Double albums are, by nature, risky undertakings, but Juggernaut does very well in keeping your interest throughout its combined 70+ minute run time. For starters, there’s an impressive degree of wholeness between the two albums. Alpha opens with “A Black Minute,” whose theme is later revisited on Omega‘s opener, “Reprise.” Later, the refrain to Alpha‘s ridiculously hooky title track also shows up in the denouement of Omega‘s title track. Even though the two albums are separate and, at times, very different, it feels like one coherent, well-planned-out work. Full credit to them.
The musicianship, as always, is top notch; when the band changes feel from its usual, frenetic pace into more controlled interludes (and vice versa), it’s hard not to marvel at their versatility. (Even if they sometimes do so a bit too abruptly, as on Alpha‘s “MK Ultra.”) In one instance, Omega changes pace with “Priestess”—a mostly clean-toned earworm that might be the best thing on either album—then, just two songs later, serves up probably the heaviest, most physical song on either, in “Hell Below.” The ability to tackle both pristine-sounding ballads and crushing, bass-driven overkill with aplomb simply can’t be ignored.

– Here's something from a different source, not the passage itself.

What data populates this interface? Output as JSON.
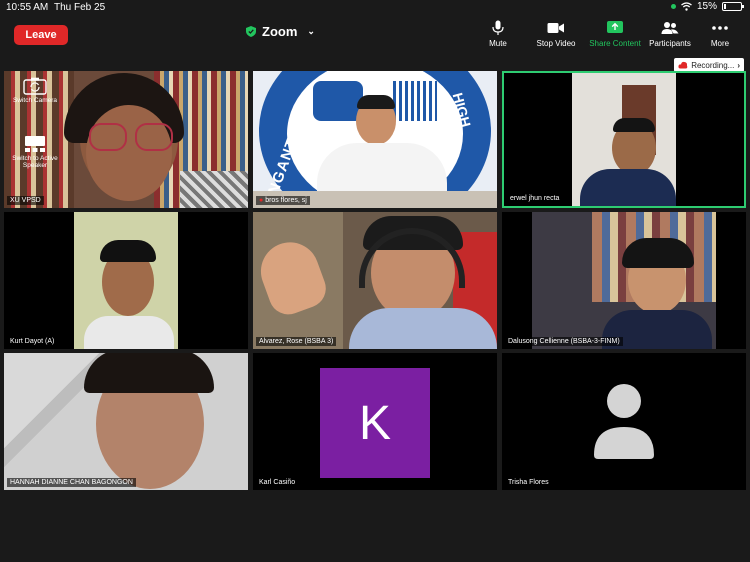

At the same time, the album(s) still seem to suggest a band that hasn’t yet fully realized its ambitions, that’s still progressing toward bigger, better, more complete material down the road. It almost feels like Juggernaut is two-thirds, or maybe even three-fourths of a really good album. So many of the songs here are genuinely compelling for the majority of their run time, yet find themselves broken down by moments of dissonance or general djent clichés just when they should be sticking their landings. (Alpha‘s “Rainbow Gravity” comes to mind.) That issue isn’t only contained to individual songs, either; after building up a truly impressive head of steam from “Priestess” through its epic, almost-12-minute title track, Omega then closes inexplicably with a relative whimper in “Stranger Things.”
So yes, with a few more tweaks here and there, Juggernaut might have really been a game changer. As it stands, it’s still a very solid effort and, more importantly, one that gets better with second, third, and fourth listens. It may not make you a full-on djent-head, but it’s certainly worth your time.